Yavrunuz son zamanlar okul dönüşü eve keyifsizce gelmekte, durumu anlamak üzere sorduğumuz sorulara çekinerek ve ürkek bir ses tonunda cevaplar vermekte, okula gitmekte tereddüt ediyor veya okulla ilgili bir şeyler söylendiğinde ciddi bir telaşa kapılıyor ise başka durumları ve ihtimalleri de göz önünde bulundurmak suretiyle okulda kendi akranlarının zorbaca davranışlarına maruz kalmış olabilir.
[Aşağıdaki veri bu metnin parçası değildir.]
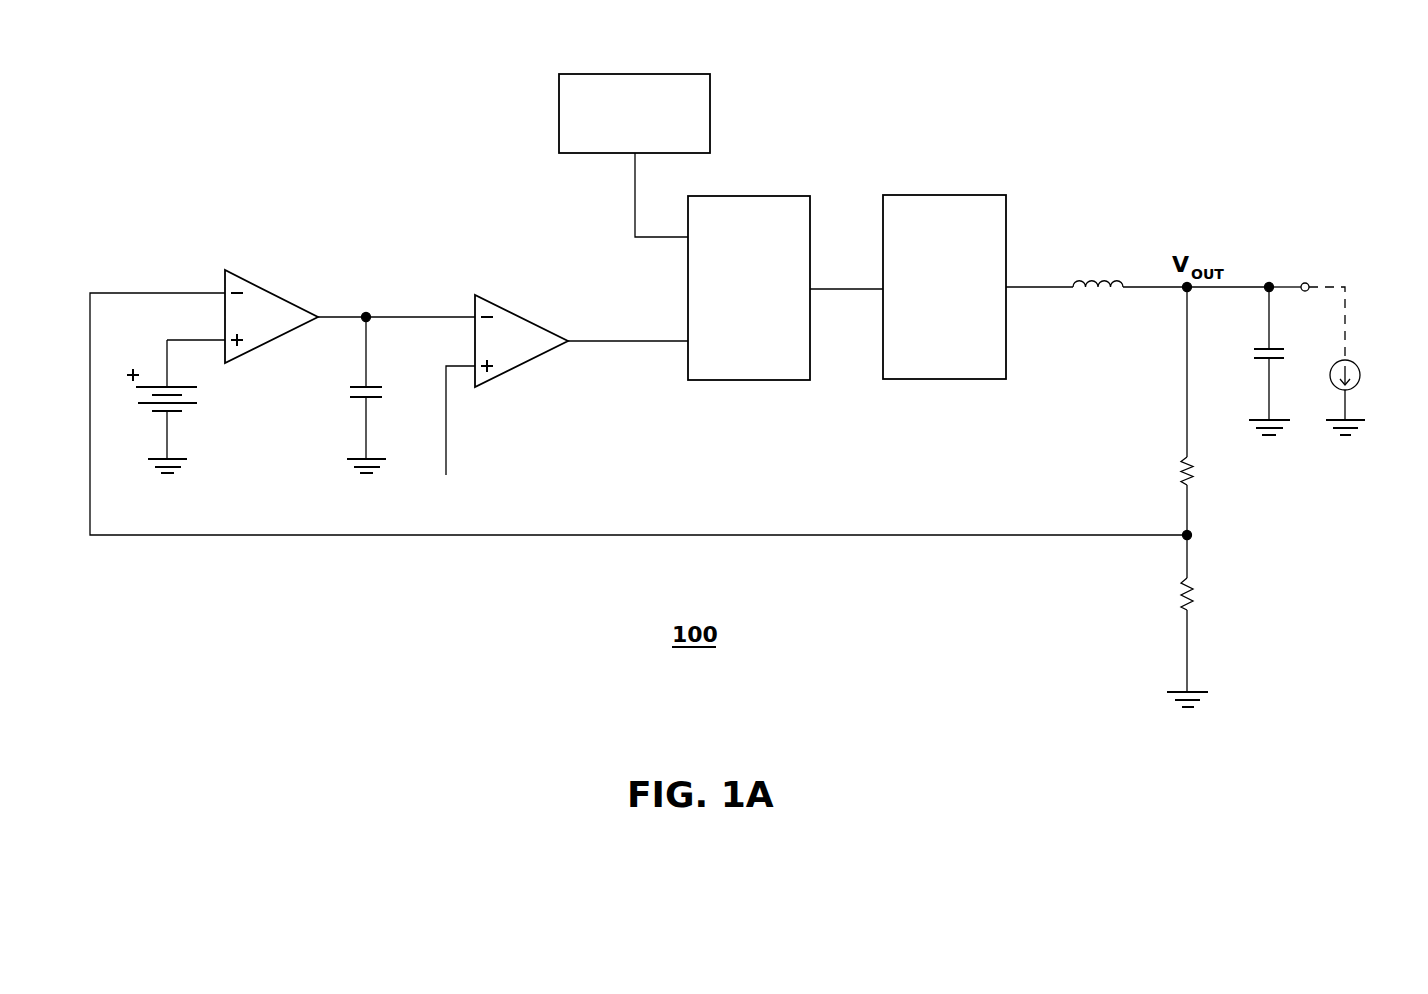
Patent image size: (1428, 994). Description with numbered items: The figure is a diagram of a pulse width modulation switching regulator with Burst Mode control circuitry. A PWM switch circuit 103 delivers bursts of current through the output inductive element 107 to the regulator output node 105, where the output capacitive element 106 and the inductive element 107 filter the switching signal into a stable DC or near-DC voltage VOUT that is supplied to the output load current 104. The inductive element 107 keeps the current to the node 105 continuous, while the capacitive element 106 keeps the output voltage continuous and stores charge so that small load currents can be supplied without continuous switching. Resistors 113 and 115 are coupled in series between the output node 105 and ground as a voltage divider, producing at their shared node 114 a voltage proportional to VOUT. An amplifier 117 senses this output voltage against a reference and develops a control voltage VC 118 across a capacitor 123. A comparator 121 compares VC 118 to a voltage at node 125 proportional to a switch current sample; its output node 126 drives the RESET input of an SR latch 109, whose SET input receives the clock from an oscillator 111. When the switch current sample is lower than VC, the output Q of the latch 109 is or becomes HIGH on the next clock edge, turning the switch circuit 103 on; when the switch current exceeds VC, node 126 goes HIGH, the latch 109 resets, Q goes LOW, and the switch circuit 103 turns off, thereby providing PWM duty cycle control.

The switch circuit 103 is at (942, 195).
The output load current 104 is at (1360, 375).
The regulator output node 105 is at (1136, 286).
The output capacitive element 106 is at (1262, 357).
The output inductive element 107 is at (1092, 292).
The SR latch 109 is at (770, 381).
The clock oscillator 111 is at (710, 113).
The resistor 113 is at (1173, 470).
The shared node 114 is at (1195, 535).
The resistor 115 is at (1173, 600).
The amplifier 117 is at (277, 287).
The control voltage VC 118 is at (444, 312).
The comparator 121 is at (526, 318).
The capacitor 123 is at (356, 388).
The switch current sample node 125 is at (447, 462).
The comparator output node 126 is at (650, 343).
Bu durumda mutlaka kendi evladınızla güzel bir güven bağı içerisinde size anlatacaklarından yola çıkarak kendisine tepki vermeyeceğiniz duygusunu kendisine sunarak süreci daha doğru yönetmeniz ebeveynler olarak mümkündür. “Bak benim kadar olmuşsun insanlardan korkuyorsun!”, “Bir daha senin yaşından birinden dayak yersen ben de sana hakkımı helal etmem!”, “O, senin arkadaşındır; seni döver de sever de!” gibi sakıncalı ve çocukta suçluluk, yetersizlik duygusunu geliştiren ifadeler, yavrularımızın zihninde duygusal kaosa zemin hazırladığı gibi şiddetten beslenen bir kimlik kazanmasına da sebep olabilir.
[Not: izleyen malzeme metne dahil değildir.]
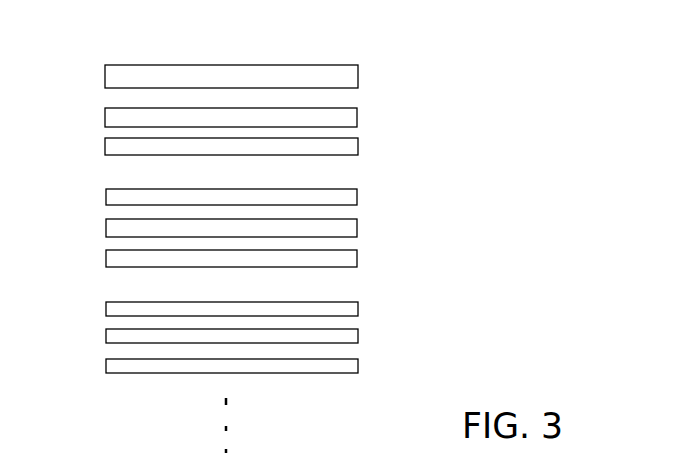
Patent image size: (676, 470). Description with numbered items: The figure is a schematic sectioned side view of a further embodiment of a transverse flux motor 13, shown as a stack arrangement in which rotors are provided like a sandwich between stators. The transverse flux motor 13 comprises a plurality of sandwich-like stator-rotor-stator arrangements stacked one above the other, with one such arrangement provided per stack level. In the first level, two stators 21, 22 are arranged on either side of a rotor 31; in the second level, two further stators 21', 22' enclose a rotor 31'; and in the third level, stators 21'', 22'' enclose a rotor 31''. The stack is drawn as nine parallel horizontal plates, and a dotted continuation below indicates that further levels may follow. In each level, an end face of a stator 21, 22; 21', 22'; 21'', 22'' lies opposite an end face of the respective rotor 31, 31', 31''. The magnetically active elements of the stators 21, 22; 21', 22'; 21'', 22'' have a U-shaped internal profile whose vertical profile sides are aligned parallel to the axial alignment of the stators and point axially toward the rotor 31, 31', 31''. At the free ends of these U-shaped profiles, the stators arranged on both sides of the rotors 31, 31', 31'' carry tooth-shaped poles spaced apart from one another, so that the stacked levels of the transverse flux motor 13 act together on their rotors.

The transverse flux motor 13 is at (310, 206).
The stator 21 is at (253, 56).
The rotor 31 is at (257, 113).
The stator 22 is at (260, 155).
The stator 21' is at (264, 193).
The rotor 31' is at (264, 225).
The stator 22' is at (264, 261).
The stator 21'' is at (262, 304).
The rotor 31'' is at (262, 338).
The stator 22'' is at (264, 376).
Ne yapacağını bilemediği durumlarda beklentilerinize karşılık verememenin ezikliğini de yaşayabilir. Çocuklar bir sanat eseri olsaydı şüphesiz onların mimarı biz ebeveynler olurduk. Zor ve problemli çocuk yoktur; çocukların zorbaca davranmasına sebebiyet veren tutum ve davranışlarımız vardır. Çocuklarımızın zorbaca davranışları sergilemelerine veya onların bu davranışlara maruz kalmalarında bizlerin ciddi oranda etkileri olabilir. Belki doğrudan davranışlarının sebebi olmasak da ortaya çıkan zorbaca davranış veya mağduriyetin kaynaklarından biri olabiliriz. Yavrularımız, deneme yanılma yöntemi ile edindiği bazı davranışları eğer biz ebeveynlerinden de destek alıyorsa pekiştirmeleri ve bunu ileriki dönemlerde bir huy haline getirmeleri muhtemeldir. Davranışlarının en önemli kısmını anne-babaları modelleyerek kazanır. Ebeveynlerin ifadeleri, değerleri, tutumları ve davranışları, çocuklarının üzerinde çok büyük etki bırakır ve çocuğun bundan sonraki davranışlarının şeklini belirler.